CHAPTER IV
Companions
The first week of school passed very rapidly, and by the time Friday afternoon came, Marian felt quite at home with her schoolmates. She had finally decided that Ruth would be her best friend next to Patty, whom she always held in reserve as filling her needs exactly, when they should meet. Miss Dorothy had written to her little sister and Marian was daily expecting a letter herself from Patty, a letter which should mark the beginning of their friendship. She was rather shy of the girls at first, for she had scarcely known childish comrades, and her old-fashioned ideas and mature way of speaking often brought a laugh from the others, but her shyness soon wore off and she quickly acquired a style of speech at which her grandparents sometimes frowned, for it included some bits of slang which had never found their way into the brick house before.
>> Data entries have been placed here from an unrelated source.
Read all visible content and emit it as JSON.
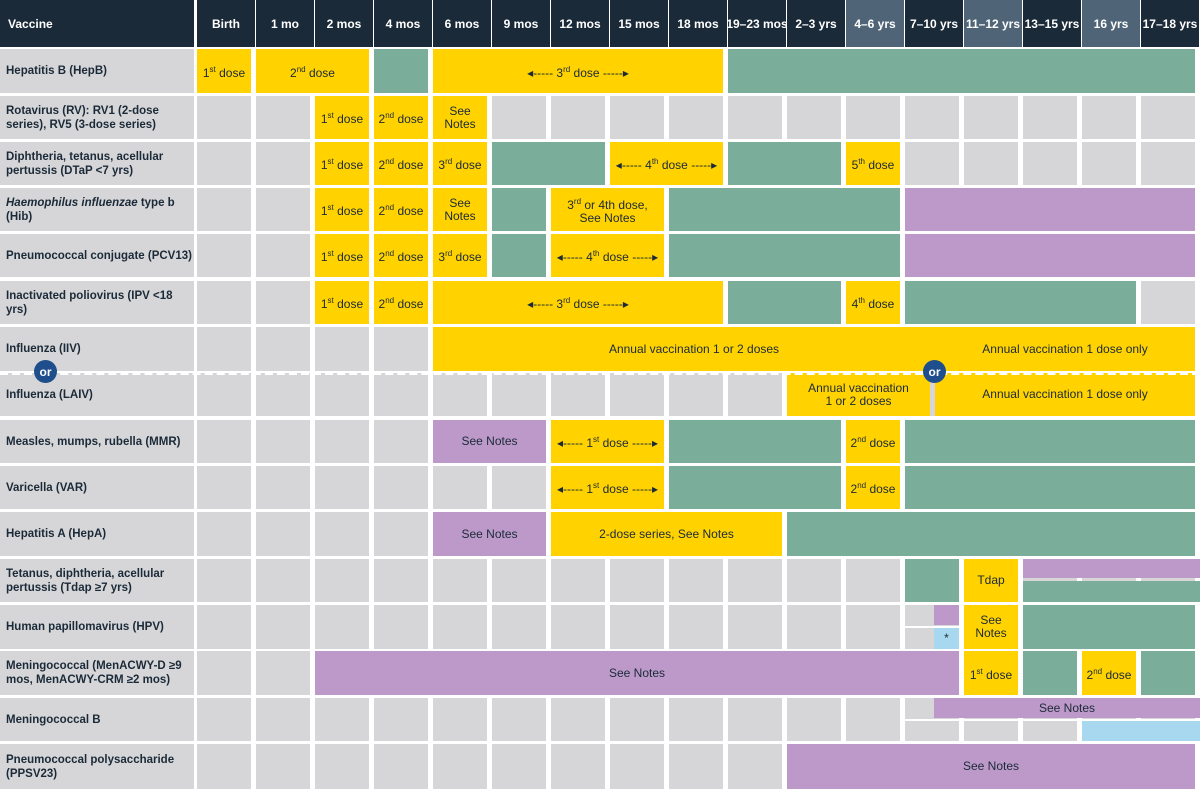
{
  "header": {
    "vaccine": "Vaccine",
    "ages": [
      "Birth",
      "1 mo",
      "2 mos",
      "4 mos",
      "6 mos",
      "9 mos",
      "12 mos",
      "15 mos",
      "18 mos",
      "19–23 mos",
      "2–3 yrs",
      "4–6 yrs",
      "7–10 yrs",
      "11–12 yrs",
      "13–15 yrs",
      "16 yrs",
      "17–18 yrs"
    ]
  },
  "rows": [
    {
      "name": "Hepatitis B (HepB)"
    },
    {
      "name": "Rotavirus (RV): RV1 (2-dose series), RV5 (3-dose series)"
    },
    {
      "name": "Diphtheria, tetanus, acellular pertussis (DTaP <7 yrs)"
    },
    {
      "name_italic": "Haemophilus influenzae",
      "name": " type b (Hib)"
    },
    {
      "name": "Pneumococcal conjugate (PCV13)"
    },
    {
      "name": "Inactivated poliovirus (IPV <18 yrs)"
    },
    {
      "name": "Influenza (IIV)"
    },
    {
      "name": "Influenza (LAIV)"
    },
    {
      "name": "Measles, mumps, rubella (MMR)"
    },
    {
      "name": "Varicella (VAR)"
    },
    {
      "name": "Hepatitis A (HepA)"
    },
    {
      "name": "Tetanus, diphtheria, acellular pertussis (Tdap ≥7 yrs)"
    },
    {
      "name": "Human papillomavirus (HPV)"
    },
    {
      "name": "Meningococcal (MenACWY-D ≥9 mos, MenACWY-CRM ≥2 mos)"
    },
    {
      "name": "Meningococcal B"
    },
    {
      "name": "Pneumococcal polysaccharide (PPSV23)"
    }
  ],
  "labels": {
    "dose1": "1st dose",
    "dose2": "2nd dose",
    "dose3": "3rd dose",
    "dose4": "4th dose",
    "dose5": "5th dose",
    "see_notes": "See Notes",
    "hib_34": "3rd or 4th dose,",
    "hib_34_b": "See Notes",
    "iiv_annual": "Annual vaccination 1 or 2 doses",
    "iiv_older": "Annual vaccination 1 dose only",
    "laiv_annual_a": "Annual vaccination",
    "laiv_annual_b": "1 or 2 doses",
    "laiv_older": "Annual vaccination 1 dose only",
    "hepa_series": "2-dose series, See Notes",
    "tdap": "Tdap",
    "hpv_notes_a": "See",
    "hpv_notes_b": "Notes",
    "asterisk": "*",
    "or": "or"
  },
  "colors": {
    "range_all": "#ffd200",
    "catch_up": "#7aae9b",
    "certain_high_risk": "#bc99c9",
    "shared_decision": "#a8d8f0",
    "not_recommended": "#d6d6d8",
    "header": "#1b2a38",
    "header_alt": "#4f6577",
    "or_badge": "#1e4e8c"
  }
}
It was Miss Dorothy's doing which made the way easier for the little girl, for she argued nobly in behalf of Marian's needing young companions to keep her like a normal child. She even appealed to the family doctor who promptly sided with her, and maintained that Marian would be better bodily, if she lived a more rough and tumble life. So, because her grandparents really did care for her, absorbed as they were in their grown-up affairs, Marian was allowed more freedom than ever before and was ready to take advantage of it.
Miss Dorothy had gone up to town to do some shopping this first Saturday of the term, and Marian bethought herself of its being baking day at Mrs. Hunt's, so, as this was always one place she could always go without asking permission, she simply stopped at the sitting-room door and announced: "I am going down to Mrs. Hunt's, grandma."
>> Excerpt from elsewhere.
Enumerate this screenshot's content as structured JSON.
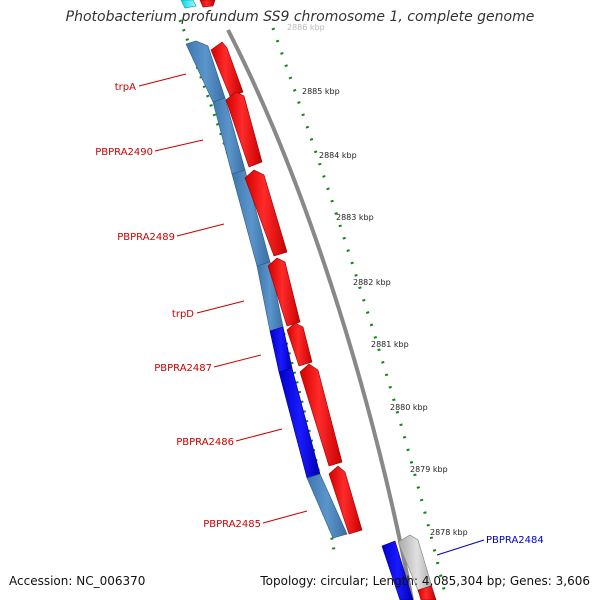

Mrs. Otway, at work upon a financial report, did not look up from her columns of figures, but merely nodded in reply and Marian ran on down the street between the double rows of trees, till she came to Mrs. Hunt's. This time it was the odor of baking which greeted her as she advanced toward the kitchen, and Mrs. Hunt was in the act of taking a pan of nicely browned cookies from the oven as her visitor appeared.
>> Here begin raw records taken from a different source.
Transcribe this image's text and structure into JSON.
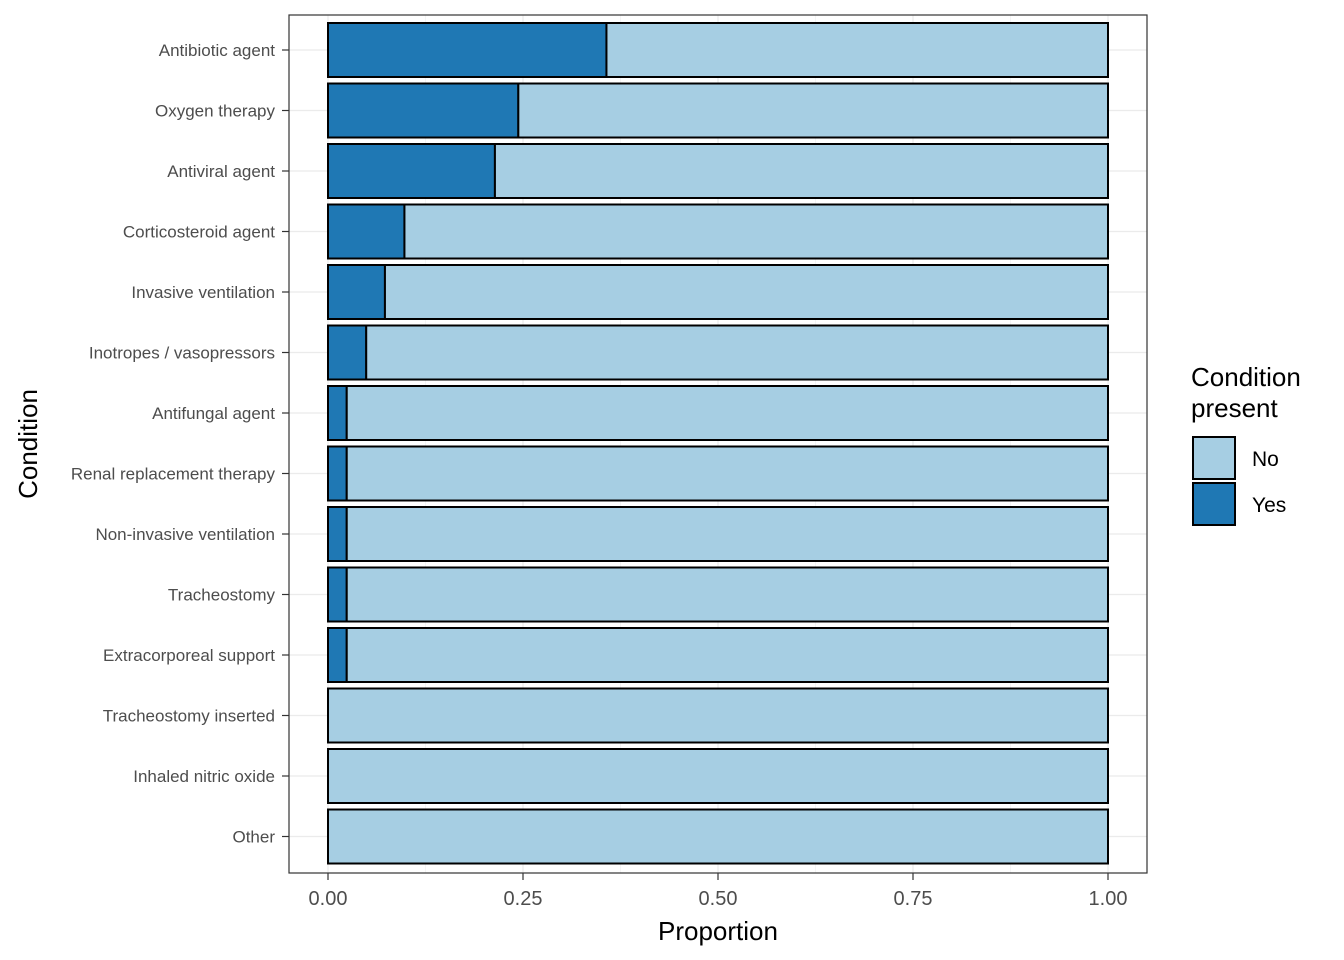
{
  "chart_data": {
    "type": "bar",
    "orientation": "horizontal",
    "stacked": true,
    "xlabel": "Proportion",
    "ylabel": "Condition",
    "xlim": [
      0,
      1
    ],
    "x_ticks": [
      "0.00",
      "0.25",
      "0.50",
      "0.75",
      "1.00"
    ],
    "x_tick_values": [
      0,
      0.25,
      0.5,
      0.75,
      1.0
    ],
    "grid": true,
    "categories": [
      "Antibiotic agent",
      "Oxygen therapy",
      "Antiviral agent",
      "Corticosteroid agent",
      "Invasive ventilation",
      "Inotropes / vasopressors",
      "Antifungal agent",
      "Renal replacement therapy",
      "Non-invasive ventilation",
      "Tracheostomy",
      "Extracorporeal support",
      "Tracheostomy inserted",
      "Inhaled nitric oxide",
      "Other"
    ],
    "series": [
      {
        "name": "Yes",
        "color": "#1f78b4",
        "values": [
          0.357,
          0.244,
          0.214,
          0.098,
          0.073,
          0.049,
          0.024,
          0.024,
          0.024,
          0.024,
          0.024,
          0,
          0,
          0
        ]
      },
      {
        "name": "No",
        "color": "#a6cee3",
        "values": [
          0.643,
          0.756,
          0.786,
          0.902,
          0.927,
          0.951,
          0.976,
          0.976,
          0.976,
          0.976,
          0.976,
          1,
          1,
          1
        ]
      }
    ],
    "legend": {
      "title_lines": [
        "Condition",
        "present"
      ],
      "position": "right",
      "entries": [
        {
          "label": "No",
          "color": "#a6cee3"
        },
        {
          "label": "Yes",
          "color": "#1f78b4"
        }
      ]
    }
  }
}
"Well, well, well," she exclaimed. "Just in time. Seems to me school keeps some folks amazingly busy. I've not seen you for a week, have I? But there, I'm glad enough you're turned out at last. Let me see how you look. School agrees with you; I can see that. Sit down there on the step and eat a cookie; it's warm inside the kitchen with the fire going. Now tell me all about it. How do you like Miss Robbins? I hear she's liable to be as popular as any teacher we've had. How do the grans take to her?" Marian and Mrs. Hunt always spoke of Mr. and Mrs. Otway as the grans.
"They like her," returned Marian between bites of cookie. "She is perfectly fine, Mrs. Hunt, and she's got a little sister just my age; her name's Martha, but they call her Patty, and she's going to write to me, and, oh, Mrs. Hunt, I have a secret to tell you, but you mustn't breathe it. Cross your heart you won't."
"Cross your heart," repeated Mrs. Hunt. "Where did you get that? I never heard you say that before."
"All the girls say it."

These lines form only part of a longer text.